Dr. Grene, Johnathan, and Ceci are back from Europe, and Ranjit is going on vacation for the summer.

Last week John A. finished two scripts.

1. One creates a database table for gene ontology categories, so relevant data may be included in reports.
2. Another draws images illustrating locations of known regulatory sequences.

The images of regulatory sequences sometimes contain too much data to be reasonably interpreted by a human. Possible solutions for this are

• The patterns for elements might be too generic; finding more specific patterns, if possible, could create fewer results.
• Limit the results to hits within the first 1,000 bp of the upstream region.
• Find characteristics of a match and assign a score to each element based on those characteristics. Then only show characteristics with a score above some arbitrary value. Possible characteristics for determining a score are
  • If an element has known flanking sequences, a higher score should be assigned.
  • If many promoters of a certain type are found many times in one area, they are probably part of some repeat and should be given a lower score.
  • We can use a program to analyze upstream regions for sequence redundancy. If a region contains similar sequences repeated many times, we will assign a lower score to elements found in that region.

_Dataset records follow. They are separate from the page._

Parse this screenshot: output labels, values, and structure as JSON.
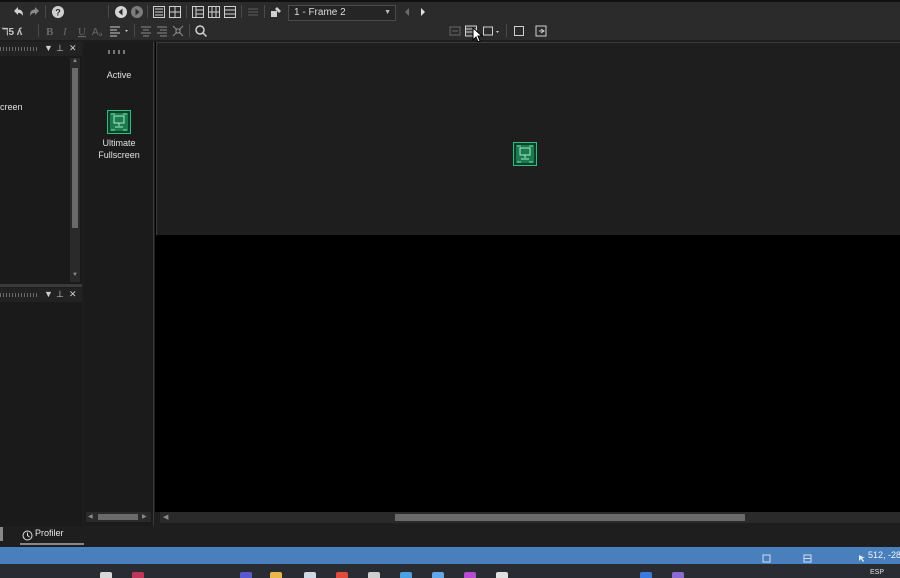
{
  "toolbar": {
    "frame_select_value": "1 - Frame 2",
    "tools_row1": [
      "undo-icon",
      "redo-icon",
      "help-icon",
      "back-icon",
      "forward-icon",
      "list-view-icon",
      "grid-view-icon",
      "layout-a-icon",
      "layout-b-icon",
      "layout-c-icon",
      "text-disabled-icon",
      "paint-icon",
      "prev-frame-icon",
      "next-frame-icon"
    ],
    "tools_row2": [
      "bold-icon",
      "italic-icon",
      "underline-icon",
      "align-left-icon",
      "align-center-icon",
      "align-right-icon",
      "zoom-icon",
      "snap-icon",
      "grid-toggle-icon",
      "rect-icon",
      "box-icon",
      "export-icon"
    ]
  },
  "left_panel": {
    "partial_label": "creen"
  },
  "object_panel": {
    "items": [
      {
        "label": "Active"
      },
      {
        "label_line1": "Ultimate",
        "label_line2": "Fullscreen"
      }
    ]
  },
  "bottom_tab": {
    "profiler_label": "Profiler"
  },
  "status_bar": {
    "coords": "512, -28"
  },
  "taskbar": {
    "language": "ESP"
  },
  "colors": {
    "status_bar": "#4a7fbd",
    "canvas_frame": "#1e1e1e",
    "canvas_outside": "#000000",
    "icon_green": "#1d7a4f"
  }
}
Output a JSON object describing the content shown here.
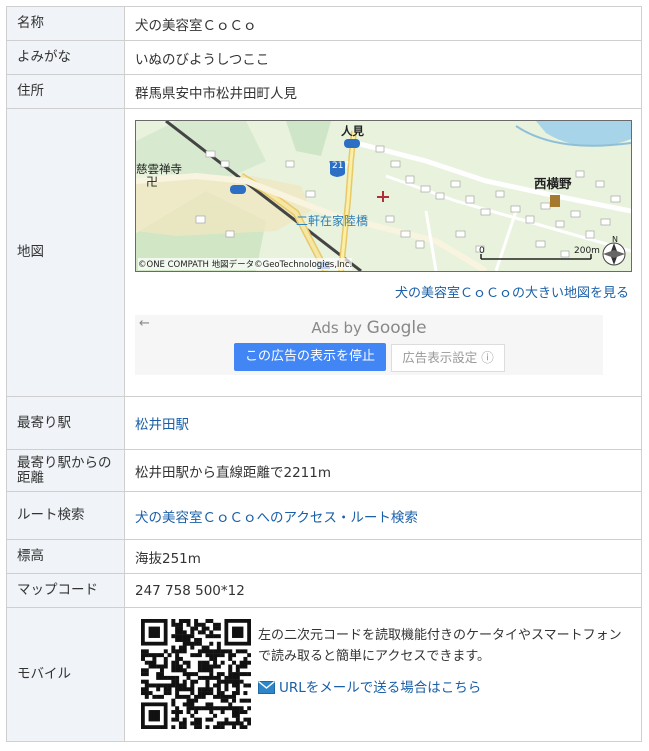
{
  "labels": {
    "name": "名称",
    "kana": "よみがな",
    "address": "住所",
    "map": "地図",
    "nearest_station": "最寄り駅",
    "station_distance": "最寄り駅からの距離",
    "route": "ルート検索",
    "elevation": "標高",
    "mapcode": "マップコード",
    "mobile": "モバイル"
  },
  "values": {
    "name": "犬の美容室ＣｏＣｏ",
    "kana": "いぬのびようしつここ",
    "address": "群馬県安中市松井田町人見",
    "nearest_station": "松井田駅",
    "station_distance": "松井田駅から直線距離で2211m",
    "route": "犬の美容室ＣｏＣｏへのアクセス・ルート検索",
    "elevation": "海抜251m",
    "mapcode": "247 758 500*12"
  },
  "map": {
    "labels": {
      "hitomi": "人見",
      "route217": "217",
      "route212": "212",
      "temple": "慈雲禅寺",
      "nishiyokono": "西横野",
      "nikenzaike": "二軒在家陸橋",
      "scale": "200m",
      "scale_zero": "0",
      "north": "N",
      "credit": "©ONE COMPATH 地図データ©GeoTechnologies,Inc."
    },
    "big_map_link": "犬の美容室ＣｏＣｏの大きい地図を見る"
  },
  "ads": {
    "back": "←",
    "ads_by": "Ads by ",
    "google": "Google",
    "stop": "この広告の表示を停止",
    "setting": "広告表示設定 ⓘ"
  },
  "mobile": {
    "description": "左の二次元コードを読取機能付きのケータイやスマートフォンで読み取ると簡単にアクセスできます。",
    "mail_link": "URLをメールで送る場合はこちら"
  },
  "colors": {
    "label_bg": "#f0f4f8",
    "link": "#1a5fa8",
    "border": "#cfcfcf",
    "ads_button": "#4285f4"
  }
}
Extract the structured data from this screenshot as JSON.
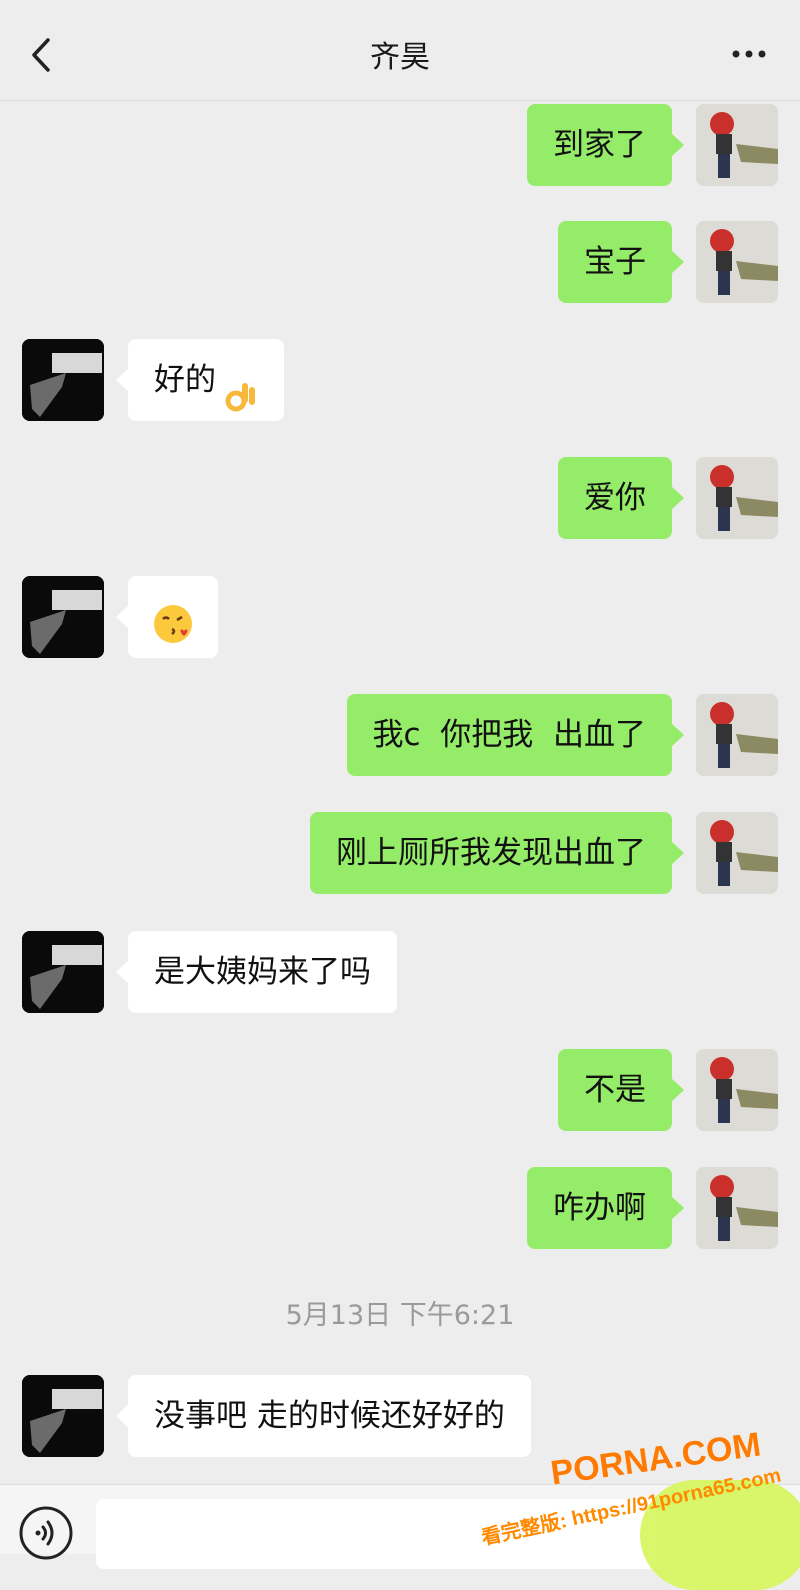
{
  "header": {
    "title": "齐昊"
  },
  "messages": [
    {
      "side": "me",
      "text": "到家了"
    },
    {
      "side": "me",
      "text": "宝子"
    },
    {
      "side": "friend",
      "text": "好的"
    },
    {
      "side": "me",
      "text": "爱你"
    },
    {
      "side": "friend",
      "text": ""
    },
    {
      "side": "me",
      "text": "我c  你把我  出血了"
    },
    {
      "side": "me",
      "text": "刚上厕所我发现出血了"
    },
    {
      "side": "friend",
      "text": "是大姨妈来了吗"
    },
    {
      "side": "me",
      "text": "不是"
    },
    {
      "side": "me",
      "text": "咋办啊"
    },
    {
      "side": "friend",
      "text": "没事吧 走的时候还好好的"
    }
  ],
  "timestamp": "5月13日 下午6:21",
  "watermark": {
    "logo": "PORNA.COM",
    "url": "看完整版: https://91porna65.com"
  },
  "icons": {
    "back": "chevron-left-icon",
    "more": "more-dots-icon",
    "voice": "voice-icon",
    "ok_emoji": "ok-hand-emoji",
    "kiss_emoji": "kiss-emoji"
  },
  "colors": {
    "background": "#ededed",
    "my_bubble": "#95ec69",
    "friend_bubble": "#ffffff"
  }
}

When many elements are found for a gene, this is usually because the upstream region is huge. Only displaying elements within 1 kb of the coding region should filter out most of the results. One possible cause for huge upstream regions is that the gene is near a centromere.

Human TonE elements (a dehydration response element) are found nearly twice to three times as often as probability indicates on chromosome. This is not terribly surprising because TonE elements perform a biological function. In the future John A. will count the number of TonE elements occurring within a coding region and the TonE element that occur between coding regions.